Dwyane Wade Says Daughter Zaya Was Afraid to Come Out to Him

The NBA legend said that he had to re-evaluate his ideas of parenting and masculinity.

This week, Dwyane Wade gave a talk at the Creative Artists Agency Amplify event in Ojai, California. The former NBA player sat down with fellow basketballer Chris Paul and manager Lisa Metelus to share insights into his life and career highlights. .

According to NBC News, when asked about the "landmark moment" of having his daughter, Zaya, talk to him about being transgender, Wade recounted the event in detail.

“So I came home and I just remember my child being scared to talk to me, like hiding in my wife’s arm in a chair,” Wade recounted. “I think I’m this dad that’s like, ‘Hey, come and tell me anything! I’m a cool dad.’ And it was fear in my child’s face to tell me and so I had to check myself. I had to go look myself in the mirror and ask myself: ‘Why was my child scared? Scared to tell me something about herself?’”

Wade, who is married to Gabrielle Union, said that “In a lot of work as parents — and as people — what we do is we put our fears and everything on our kids. And I guess I was doing that,” he said. “So I had to go look myself in the mirror and ask myself... What is it about my masculinity that has my child afraid?”

Wade shared that Zaya came out as gay in the third grade and as transgender in 2020. He noted that his priority was keeping the now 16-year-old safe.

Related: Dwyane Wade Explains Why He Sold His Florida Home: “My Family Would Not Be Accepted”

“The world went crazy,” Wade said of a picture that he shared in 2020 of his family during Thanksgiving. Commenters attacked Zaya being dressed in a crop top and wearing acrylic nails. Wade added that “obviously” he went into protection mode and immediately publicly supported his child but he still had “so much” to learn at that time.

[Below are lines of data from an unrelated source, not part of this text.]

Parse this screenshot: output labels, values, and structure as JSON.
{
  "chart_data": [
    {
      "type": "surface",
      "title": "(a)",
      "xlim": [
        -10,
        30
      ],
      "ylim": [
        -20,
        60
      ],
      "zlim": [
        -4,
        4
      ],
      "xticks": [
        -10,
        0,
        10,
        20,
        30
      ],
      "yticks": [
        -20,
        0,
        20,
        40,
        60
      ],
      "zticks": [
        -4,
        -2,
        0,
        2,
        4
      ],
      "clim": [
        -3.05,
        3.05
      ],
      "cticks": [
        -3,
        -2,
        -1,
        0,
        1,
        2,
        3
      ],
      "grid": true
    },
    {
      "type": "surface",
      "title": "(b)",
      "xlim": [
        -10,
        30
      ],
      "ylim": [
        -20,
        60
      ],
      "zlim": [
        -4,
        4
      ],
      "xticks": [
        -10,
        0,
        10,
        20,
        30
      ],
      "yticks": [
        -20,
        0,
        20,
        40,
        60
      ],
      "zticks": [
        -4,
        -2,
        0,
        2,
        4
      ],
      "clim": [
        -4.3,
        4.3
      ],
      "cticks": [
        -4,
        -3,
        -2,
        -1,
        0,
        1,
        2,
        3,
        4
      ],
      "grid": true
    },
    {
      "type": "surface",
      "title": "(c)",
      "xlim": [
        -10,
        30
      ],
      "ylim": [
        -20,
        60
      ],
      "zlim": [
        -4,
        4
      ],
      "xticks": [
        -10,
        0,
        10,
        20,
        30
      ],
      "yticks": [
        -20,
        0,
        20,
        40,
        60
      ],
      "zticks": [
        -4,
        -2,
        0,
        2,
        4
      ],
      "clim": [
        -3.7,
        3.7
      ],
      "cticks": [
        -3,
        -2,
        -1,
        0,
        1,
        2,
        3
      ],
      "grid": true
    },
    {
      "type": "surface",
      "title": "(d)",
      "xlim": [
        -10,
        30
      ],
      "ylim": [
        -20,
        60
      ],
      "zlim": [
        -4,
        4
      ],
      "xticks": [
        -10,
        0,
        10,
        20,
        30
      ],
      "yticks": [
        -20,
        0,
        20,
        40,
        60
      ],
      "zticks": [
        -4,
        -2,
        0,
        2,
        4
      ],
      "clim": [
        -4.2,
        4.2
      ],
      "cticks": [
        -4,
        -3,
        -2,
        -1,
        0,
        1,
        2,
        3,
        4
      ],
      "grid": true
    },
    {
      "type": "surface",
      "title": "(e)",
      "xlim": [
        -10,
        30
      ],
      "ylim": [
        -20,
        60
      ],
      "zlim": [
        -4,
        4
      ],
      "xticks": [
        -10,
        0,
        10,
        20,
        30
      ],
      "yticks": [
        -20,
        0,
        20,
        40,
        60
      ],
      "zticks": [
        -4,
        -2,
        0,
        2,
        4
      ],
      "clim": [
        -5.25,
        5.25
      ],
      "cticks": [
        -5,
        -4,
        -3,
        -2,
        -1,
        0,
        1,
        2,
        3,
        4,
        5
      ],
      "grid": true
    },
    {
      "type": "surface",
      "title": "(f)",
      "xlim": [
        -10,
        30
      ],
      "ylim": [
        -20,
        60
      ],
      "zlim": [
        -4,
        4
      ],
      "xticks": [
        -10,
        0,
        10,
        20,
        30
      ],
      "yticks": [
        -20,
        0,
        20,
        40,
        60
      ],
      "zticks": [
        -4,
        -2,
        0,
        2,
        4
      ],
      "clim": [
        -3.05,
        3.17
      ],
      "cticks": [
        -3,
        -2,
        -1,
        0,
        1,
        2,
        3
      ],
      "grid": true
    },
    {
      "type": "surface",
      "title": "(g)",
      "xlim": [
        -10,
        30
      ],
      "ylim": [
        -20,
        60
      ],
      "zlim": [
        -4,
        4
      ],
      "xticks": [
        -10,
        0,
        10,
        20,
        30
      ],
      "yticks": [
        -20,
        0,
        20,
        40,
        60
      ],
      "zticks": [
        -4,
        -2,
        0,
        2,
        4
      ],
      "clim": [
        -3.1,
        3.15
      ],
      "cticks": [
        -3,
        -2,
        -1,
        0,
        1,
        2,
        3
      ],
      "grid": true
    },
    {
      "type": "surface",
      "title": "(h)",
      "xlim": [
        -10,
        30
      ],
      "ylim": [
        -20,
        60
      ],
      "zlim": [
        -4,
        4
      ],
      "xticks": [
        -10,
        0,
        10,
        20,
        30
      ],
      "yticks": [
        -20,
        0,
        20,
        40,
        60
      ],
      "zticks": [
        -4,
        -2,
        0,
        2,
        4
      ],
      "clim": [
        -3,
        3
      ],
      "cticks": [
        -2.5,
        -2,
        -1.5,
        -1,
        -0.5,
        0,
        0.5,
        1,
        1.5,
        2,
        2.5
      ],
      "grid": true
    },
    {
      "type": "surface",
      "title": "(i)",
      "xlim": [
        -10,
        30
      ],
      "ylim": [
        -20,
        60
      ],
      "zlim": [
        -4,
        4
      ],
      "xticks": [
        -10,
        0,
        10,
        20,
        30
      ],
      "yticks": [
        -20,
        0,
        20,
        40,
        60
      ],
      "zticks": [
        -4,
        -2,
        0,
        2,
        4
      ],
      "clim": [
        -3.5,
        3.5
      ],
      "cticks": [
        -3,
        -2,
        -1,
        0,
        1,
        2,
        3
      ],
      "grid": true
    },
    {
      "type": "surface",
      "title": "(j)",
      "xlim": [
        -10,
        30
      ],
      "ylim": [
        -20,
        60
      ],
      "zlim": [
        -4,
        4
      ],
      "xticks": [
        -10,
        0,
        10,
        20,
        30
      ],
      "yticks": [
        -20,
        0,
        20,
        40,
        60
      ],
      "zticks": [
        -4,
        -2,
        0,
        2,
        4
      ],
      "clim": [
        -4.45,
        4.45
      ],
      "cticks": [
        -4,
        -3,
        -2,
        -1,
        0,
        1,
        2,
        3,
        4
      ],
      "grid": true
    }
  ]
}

He said the most challenging thing for them as a family was the public's "miseducation."

“I think the hardest part about it is shutting out the world and shutting out the people that really are not in (our) circle,” he said. “But they have opinions and we are public-facing family.”

Earlier this year, Wade said that protecting Zaya was one of the reasons he and his family moved out of Florida—a state which has passed numerous anti-LGBTQ bills. "That's another reason why I don't live in that state," Wade told PEOPLE. "A lot of people don't know that. I have to make decisions for my family, not just personal, individual decisions."

"I mean, obviously, the tax [situation] is great. Having Wade County is great. But my family would not be accepted or feel comfortable there. And so that's one of the reasons why I don't live there."